Arcade Fire - Reflektor (2013)
Pistes :
Disque 1 :
1. Reflektor
2. We Exist
3. Flashbulb Eyes
4. Here Comes The Night Time
5. Normal Person
6. You Already Know
7. Joan Of Arc
Disque 2 :
1. Here Comes The Night Time II
2. Awful Sound (Oh Eurydice)
3. It's Never Over (Hey Orpheus)
4. Porno
5. Afterlife
6. Supersymmetry (with Hidden Track)
Musiciens :
Win Butler (guitare, chant) - Régine Chassagne (batterie, chant, accordéon, piano,…) - William Butler (claviers, basse, percussions) - Timothy Kingsbury (guitare, basse) - Richard Reed Pary (organ, claviers, guitare) - …
Critique :
Au mois d’août 2010, en plein milieu d’été, The Suburbs met le feu aux poudres, projetant Arcade Fire, l’outsider indé, au rang de colosse de l’industrie musicale. Avec le temps, Les Canadiens sont également devenus des as du marketing, maniant habilement l’art du buzz en disséminant des logos cryptiques sur les murs de différentes villes dans le monde plusieurs semaines avant la sortie. Les plus habiles décryptent alors Reflektor, confirmé par le premier extrait éponyme lâché le 9 septembre.

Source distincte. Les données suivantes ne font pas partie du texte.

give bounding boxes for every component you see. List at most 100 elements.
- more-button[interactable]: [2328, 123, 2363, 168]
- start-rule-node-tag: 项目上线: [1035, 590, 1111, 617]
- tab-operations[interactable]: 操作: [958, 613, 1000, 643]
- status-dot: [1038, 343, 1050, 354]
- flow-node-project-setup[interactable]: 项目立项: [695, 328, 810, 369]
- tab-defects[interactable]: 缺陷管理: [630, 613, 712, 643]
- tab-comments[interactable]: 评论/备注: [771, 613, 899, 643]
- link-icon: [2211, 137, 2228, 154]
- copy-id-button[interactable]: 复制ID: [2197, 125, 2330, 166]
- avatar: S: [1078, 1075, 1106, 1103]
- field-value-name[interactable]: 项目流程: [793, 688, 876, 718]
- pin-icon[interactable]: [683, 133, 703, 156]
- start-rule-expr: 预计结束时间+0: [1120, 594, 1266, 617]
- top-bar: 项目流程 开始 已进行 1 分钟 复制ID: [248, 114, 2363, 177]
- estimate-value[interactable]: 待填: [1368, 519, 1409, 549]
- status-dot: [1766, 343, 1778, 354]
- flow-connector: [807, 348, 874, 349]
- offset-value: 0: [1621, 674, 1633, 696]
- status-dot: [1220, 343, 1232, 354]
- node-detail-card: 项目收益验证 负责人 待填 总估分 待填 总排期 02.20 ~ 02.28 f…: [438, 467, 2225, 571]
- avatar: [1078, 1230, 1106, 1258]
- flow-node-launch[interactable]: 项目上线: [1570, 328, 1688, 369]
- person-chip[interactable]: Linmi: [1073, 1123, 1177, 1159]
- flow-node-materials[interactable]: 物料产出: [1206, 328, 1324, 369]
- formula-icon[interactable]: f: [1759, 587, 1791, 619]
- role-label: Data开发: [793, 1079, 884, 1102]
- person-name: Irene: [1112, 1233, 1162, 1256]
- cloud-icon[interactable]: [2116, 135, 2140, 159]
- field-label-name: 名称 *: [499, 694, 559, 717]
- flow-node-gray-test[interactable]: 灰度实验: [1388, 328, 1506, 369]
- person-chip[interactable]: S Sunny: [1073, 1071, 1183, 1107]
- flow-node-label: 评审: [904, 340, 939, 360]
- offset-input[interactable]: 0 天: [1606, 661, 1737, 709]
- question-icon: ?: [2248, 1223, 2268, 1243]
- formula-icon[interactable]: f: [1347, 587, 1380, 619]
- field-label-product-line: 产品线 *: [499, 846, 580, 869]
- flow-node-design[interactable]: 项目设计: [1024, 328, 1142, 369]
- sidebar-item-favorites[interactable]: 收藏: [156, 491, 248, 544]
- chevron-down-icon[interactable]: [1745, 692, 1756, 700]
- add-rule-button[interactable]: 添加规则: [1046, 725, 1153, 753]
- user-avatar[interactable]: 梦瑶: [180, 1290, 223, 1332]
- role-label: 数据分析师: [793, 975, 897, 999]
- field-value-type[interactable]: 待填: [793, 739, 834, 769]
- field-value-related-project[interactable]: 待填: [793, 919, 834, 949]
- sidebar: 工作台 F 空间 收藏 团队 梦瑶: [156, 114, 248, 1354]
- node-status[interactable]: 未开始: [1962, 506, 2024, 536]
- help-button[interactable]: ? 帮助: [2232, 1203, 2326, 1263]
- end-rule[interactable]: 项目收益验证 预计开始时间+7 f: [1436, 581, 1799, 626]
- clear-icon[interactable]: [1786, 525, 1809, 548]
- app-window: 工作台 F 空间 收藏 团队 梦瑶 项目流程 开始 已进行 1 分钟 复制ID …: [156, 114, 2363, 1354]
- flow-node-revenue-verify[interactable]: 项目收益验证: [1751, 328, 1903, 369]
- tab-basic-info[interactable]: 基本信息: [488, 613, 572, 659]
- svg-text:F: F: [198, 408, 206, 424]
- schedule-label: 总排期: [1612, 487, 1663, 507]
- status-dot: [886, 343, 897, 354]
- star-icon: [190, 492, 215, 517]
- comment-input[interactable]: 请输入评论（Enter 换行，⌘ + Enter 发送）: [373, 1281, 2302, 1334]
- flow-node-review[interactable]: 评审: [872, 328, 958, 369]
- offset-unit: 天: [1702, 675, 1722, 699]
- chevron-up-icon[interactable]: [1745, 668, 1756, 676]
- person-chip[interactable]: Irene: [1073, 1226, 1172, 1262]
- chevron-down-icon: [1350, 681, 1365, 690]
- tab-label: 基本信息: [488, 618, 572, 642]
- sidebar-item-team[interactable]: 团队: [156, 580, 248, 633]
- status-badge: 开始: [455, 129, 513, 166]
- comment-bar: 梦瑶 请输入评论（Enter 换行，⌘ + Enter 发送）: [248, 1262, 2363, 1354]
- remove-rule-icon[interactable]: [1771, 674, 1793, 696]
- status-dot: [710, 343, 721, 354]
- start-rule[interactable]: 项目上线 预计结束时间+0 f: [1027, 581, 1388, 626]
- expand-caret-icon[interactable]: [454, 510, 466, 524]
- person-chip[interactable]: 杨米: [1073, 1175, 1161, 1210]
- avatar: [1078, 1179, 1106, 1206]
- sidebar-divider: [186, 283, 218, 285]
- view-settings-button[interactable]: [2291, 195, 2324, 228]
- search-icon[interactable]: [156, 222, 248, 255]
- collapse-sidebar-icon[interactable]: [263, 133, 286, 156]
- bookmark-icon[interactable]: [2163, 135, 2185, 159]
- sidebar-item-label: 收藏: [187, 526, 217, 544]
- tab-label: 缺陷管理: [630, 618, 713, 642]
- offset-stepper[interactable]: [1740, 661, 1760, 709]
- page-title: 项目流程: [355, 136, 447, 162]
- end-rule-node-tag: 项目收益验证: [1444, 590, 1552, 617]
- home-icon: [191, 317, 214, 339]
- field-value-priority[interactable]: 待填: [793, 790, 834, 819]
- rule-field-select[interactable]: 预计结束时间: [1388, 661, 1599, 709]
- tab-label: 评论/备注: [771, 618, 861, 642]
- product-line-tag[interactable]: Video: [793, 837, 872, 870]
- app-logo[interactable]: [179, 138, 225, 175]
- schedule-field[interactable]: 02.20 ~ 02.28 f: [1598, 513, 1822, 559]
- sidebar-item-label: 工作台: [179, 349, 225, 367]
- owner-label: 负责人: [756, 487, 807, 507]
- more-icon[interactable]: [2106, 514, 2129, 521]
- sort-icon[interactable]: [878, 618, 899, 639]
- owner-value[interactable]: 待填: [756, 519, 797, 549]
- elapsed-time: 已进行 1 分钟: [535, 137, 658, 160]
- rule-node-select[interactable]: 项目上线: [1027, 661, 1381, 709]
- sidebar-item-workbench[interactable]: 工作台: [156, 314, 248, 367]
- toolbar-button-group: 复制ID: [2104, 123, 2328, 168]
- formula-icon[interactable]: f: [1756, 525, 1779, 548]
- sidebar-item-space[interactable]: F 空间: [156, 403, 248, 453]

Maître dans l’art du revirement voire de la volte-face, le groupe défie les lois de la gravité tout autant que celle de la popularité avec Reflektor, en bouleversant les formes sans renier les fondations. Point de traîtrise dans ce quatrième album, Arcade Fire avait donné le ton et ouvert les portes de la perception avec « Sprawl II (Mountains Beyond Mountains) », un titre retro-dance gavé de synthés. Et puis, Win Butler n’a jamais caché les affinités artistiques du groupe avec Bowie, New Order ou Talking Heads…

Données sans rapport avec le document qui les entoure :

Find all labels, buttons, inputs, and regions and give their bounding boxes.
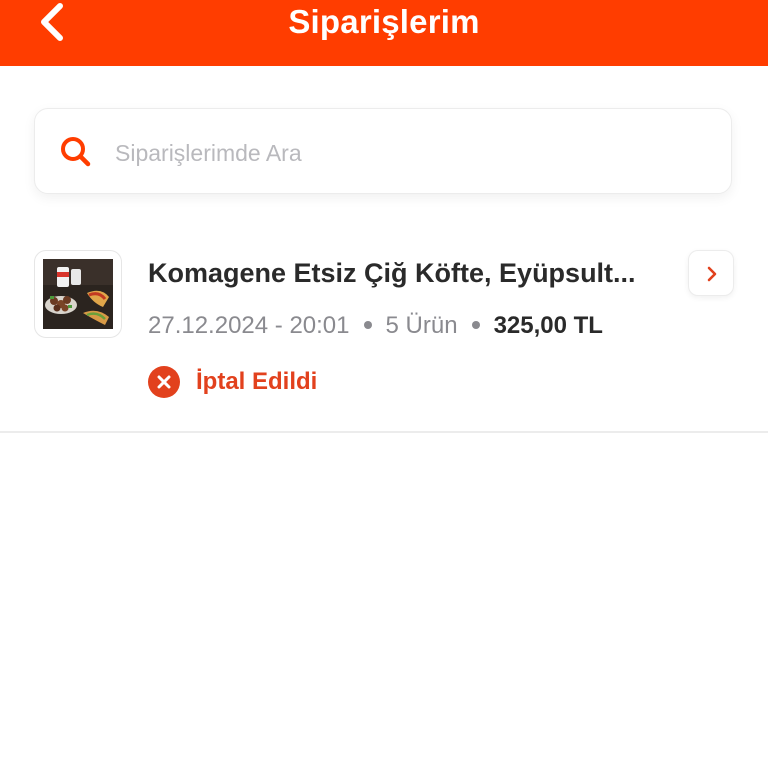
order-date-time: 27.12.2024 - 20:01	[148, 312, 350, 339]
order-detail-button[interactable]	[688, 250, 734, 296]
order-meta: 27.12.2024 - 20:01 5 Ürün 325,00 TL	[148, 312, 603, 340]
order-list-item[interactable]: Komagene Etsiz Çiğ Köfte, Eyüpsult... 27…	[0, 232, 768, 431]
order-total: 325,00 TL	[493, 312, 603, 339]
page-title: Siparişlerim	[288, 3, 480, 40]
search-icon	[61, 137, 91, 167]
status-label: İptal Edildi	[196, 368, 318, 395]
app-header: Siparişlerim	[0, 0, 768, 66]
chevron-right-icon	[707, 266, 717, 282]
separator-dot	[363, 320, 372, 329]
food-image	[43, 259, 113, 329]
order-item-count: 5 Ürün	[385, 312, 458, 339]
close-circle-icon	[148, 366, 180, 398]
restaurant-name: Komagene Etsiz Çiğ Köfte, Eyüpsult...	[148, 258, 636, 288]
list-divider	[0, 431, 768, 433]
search-bar[interactable]	[34, 108, 732, 194]
search-input[interactable]	[113, 129, 677, 177]
restaurant-thumbnail	[34, 250, 122, 338]
separator-dot	[471, 320, 480, 329]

Construit méticuleusement au travers d'expériences, de virées influentes (Haïti, Jamaïque, Louisiane…) et de rencontres dont celle déterminante avec James Murphy (LCD Soundsystem), Reflektor a pioché sa tracklist parmi 50 à 60 chansons disponibles. Ce double album ambitieux offre, du coup, une double lecture avec un premier disque néo-dance rock et un deuxième plus éthéré et immersif.
D’entrée, le morceau titre « Reflektor » met une gifle monumentale qui met le cul par terre, sans un soupir, sans un remord, devant ce monstre de composition. De passage à New York dans les studios, on imagine Bowie bouillir intérieurement en découvrant ce chef d’œuvre, à la fois furieux de ne pas l’avoir composé lui-même mais le regard fier d’un patriarche sur le travail de ses propres mômes. Quant aux quelques secondes de chœurs de Bowie, elles subliment purement et simplement une chanson proprement anthologique.

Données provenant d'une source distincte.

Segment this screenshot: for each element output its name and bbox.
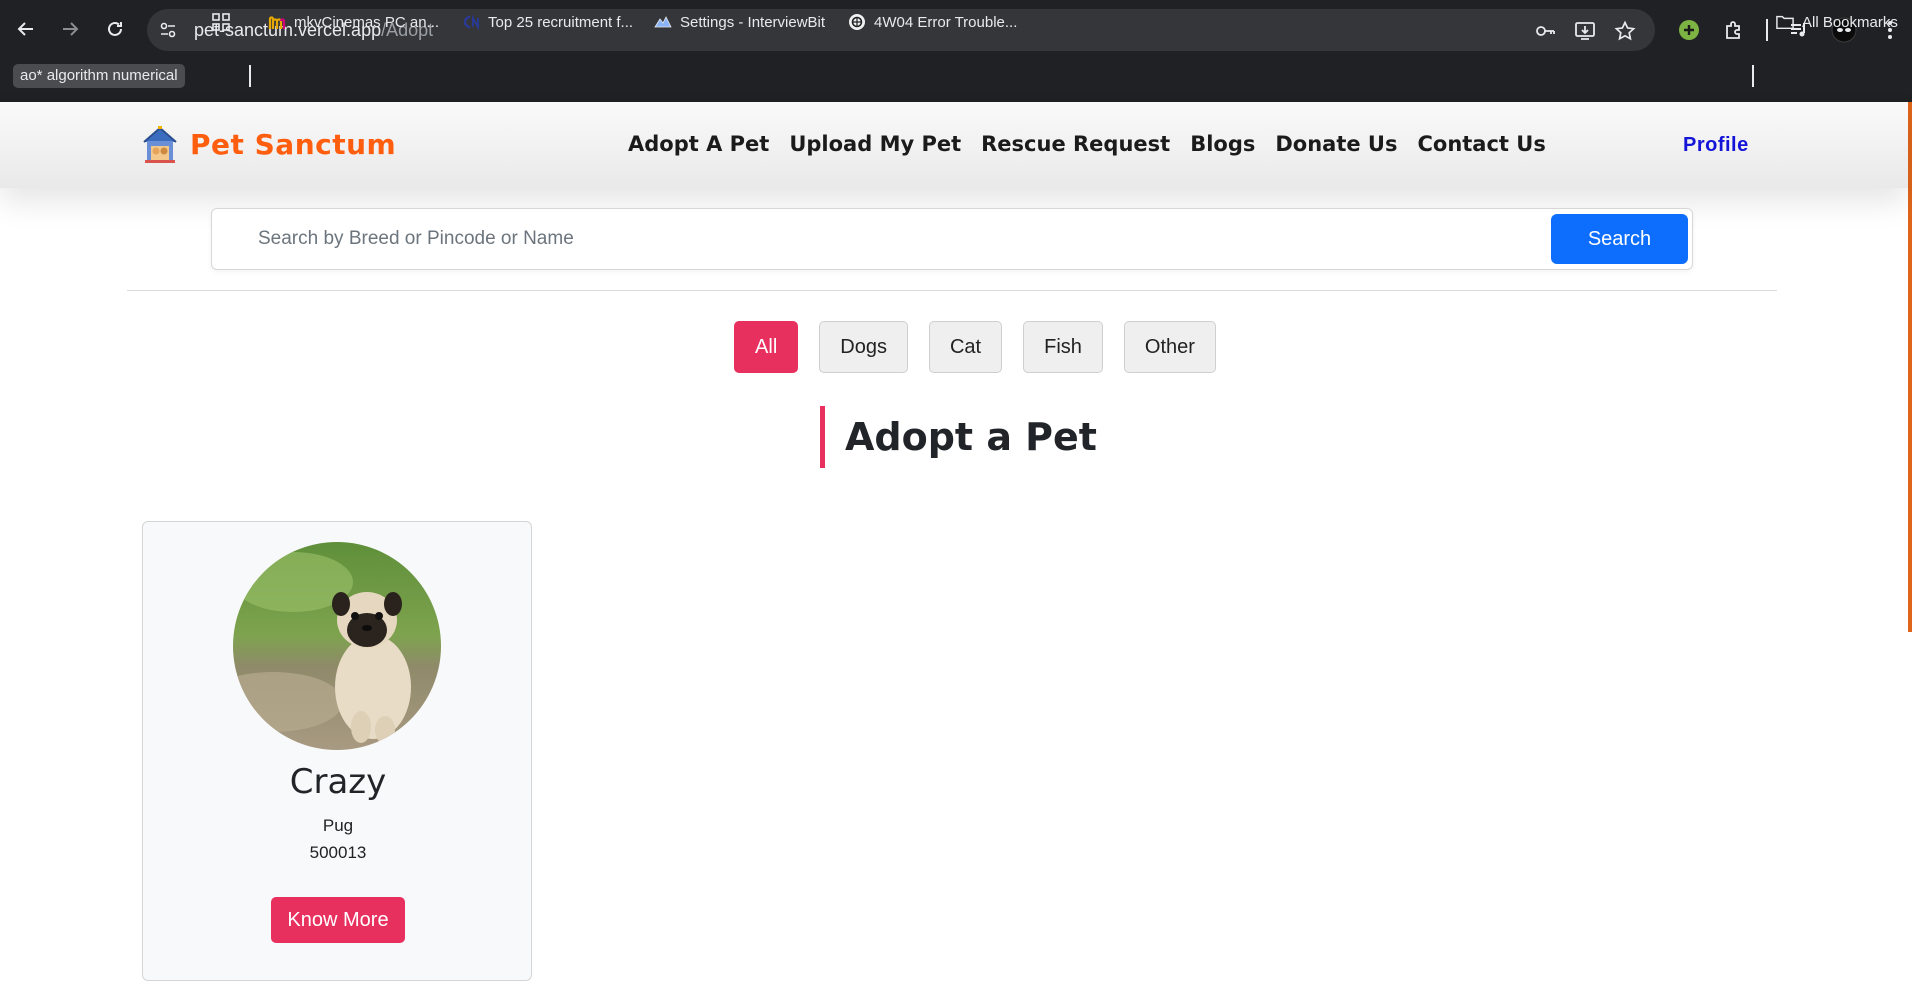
all-bookmarks-button[interactable]: All Bookmarks — [1776, 11, 1898, 33]
reload-icon[interactable] — [102, 16, 128, 42]
browser-chrome: pet-sanctum.vercel.app/Adopt ao* algorit… — [0, 0, 1912, 102]
nav-rescue-request[interactable]: Rescue Request — [981, 132, 1170, 156]
bookmark-star-icon[interactable] — [1613, 19, 1637, 43]
folder-icon — [1776, 13, 1794, 31]
site-info-icon[interactable] — [157, 19, 179, 41]
search-input[interactable] — [234, 219, 1534, 259]
bookmark-label: Settings - InterviewBit — [680, 13, 826, 31]
nav-blogs[interactable]: Blogs — [1190, 132, 1255, 156]
cn-logo-icon — [462, 13, 480, 31]
bookmark-error-troubleshoot[interactable]: 4W04 Error Trouble... — [848, 11, 1017, 33]
bookmark-separator — [1752, 65, 1754, 87]
apps-grid-icon[interactable] — [212, 11, 230, 33]
toolbar-separator — [1766, 19, 1768, 41]
forward-icon[interactable] — [57, 16, 83, 42]
nav-upload-my-pet[interactable]: Upload My Pet — [789, 132, 961, 156]
filter-all[interactable]: All — [734, 321, 799, 373]
pet-card: Crazy Pug 500013 Know More — [142, 521, 532, 981]
pet-pincode: 500013 — [309, 843, 367, 862]
bookmark-interviewbit[interactable]: Settings - InterviewBit — [654, 11, 825, 33]
search-button[interactable]: Search — [1551, 214, 1688, 264]
page: Pet Sanctum Adopt A Pet Upload My Pet Re… — [0, 102, 1912, 981]
mkv-logo-icon — [268, 13, 286, 31]
bookmark-label: 4W04 Error Trouble... — [874, 13, 1018, 31]
openai-icon — [848, 13, 866, 31]
site-header: Pet Sanctum Adopt A Pet Upload My Pet Re… — [0, 102, 1908, 188]
pet-photo — [233, 542, 441, 750]
install-app-icon[interactable] — [1573, 19, 1597, 43]
divider — [127, 290, 1777, 291]
nav-contact-us[interactable]: Contact Us — [1417, 132, 1545, 156]
filter-cat[interactable]: Cat — [928, 321, 1003, 373]
filter-dogs[interactable]: Dogs — [819, 321, 908, 373]
nav-adopt-a-pet[interactable]: Adopt A Pet — [628, 132, 769, 156]
back-icon[interactable] — [13, 16, 39, 42]
scroll-indicator — [1908, 102, 1912, 632]
know-more-button[interactable]: Know More — [271, 897, 405, 943]
pet-name: Crazy — [289, 762, 387, 802]
brand-logo[interactable]: Pet Sanctum — [140, 124, 396, 164]
password-key-icon[interactable] — [1533, 19, 1557, 43]
bookmark-separator — [249, 65, 251, 87]
bookmark-mkvcinemas[interactable]: mkvCinemas PC an... — [268, 11, 439, 33]
brand-name: Pet Sanctum — [190, 127, 397, 161]
bookmark-label: mkvCinemas PC an... — [294, 13, 440, 31]
extensions-puzzle-icon[interactable] — [1721, 17, 1747, 43]
extension-green-icon[interactable] — [1676, 17, 1702, 43]
pug-image — [233, 542, 441, 750]
bookmark-chip[interactable]: ao* algorithm numerical — [13, 64, 185, 88]
interviewbit-icon — [654, 13, 672, 31]
pet-breed: Pug — [322, 816, 354, 835]
filter-other[interactable]: Other — [1123, 321, 1216, 373]
nav-donate-us[interactable]: Donate Us — [1275, 132, 1397, 156]
section-title: Adopt a Pet — [820, 406, 1097, 468]
main-nav: Adopt A Pet Upload My Pet Rescue Request… — [628, 132, 1546, 156]
bookmark-top25[interactable]: Top 25 recruitment f... — [462, 11, 633, 33]
filter-fish[interactable]: Fish — [1023, 321, 1103, 373]
bookmark-label: Top 25 recruitment f... — [488, 13, 634, 31]
all-bookmarks-label: All Bookmarks — [1802, 13, 1898, 31]
pet-house-icon — [143, 126, 177, 163]
category-filters: All Dogs Cat Fish Other — [0, 321, 1908, 373]
search-bar: Search — [211, 208, 1693, 270]
profile-link[interactable]: Profile — [1683, 134, 1749, 157]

A vrai dire, Reflektor est un foutoir sonore extrêmement dense, vivant et stratifié, particulièrement piège à la première écoute… et aux suivantes. Certains reprocheront aux canadiens d’intellectualiser leur musique et d’autres se plaindront de ce côté dancefloor dégueulant. Mais malgré un répertoire excentrique et disparate, les canadiens conservent une solide base mélodique qui prend simplement des formes plus éclectiques : du disco funk (« We Exist »), du rock underground Velvetien (« Normal Person »), du punk glam billingue (« Joan Of Arc »), de l’electro pop (« It’s Never Over (Hey Orpheus) »), du sex appeal avec « Porno ».
Reflektor un album épique recelant de mélodies subtiles, d’un travail d’orfèvre aux manettes et, une nouvelle fois, des chants habités de Win Butler et Régine Chassagne. Reflektor ? Un grand album moderne.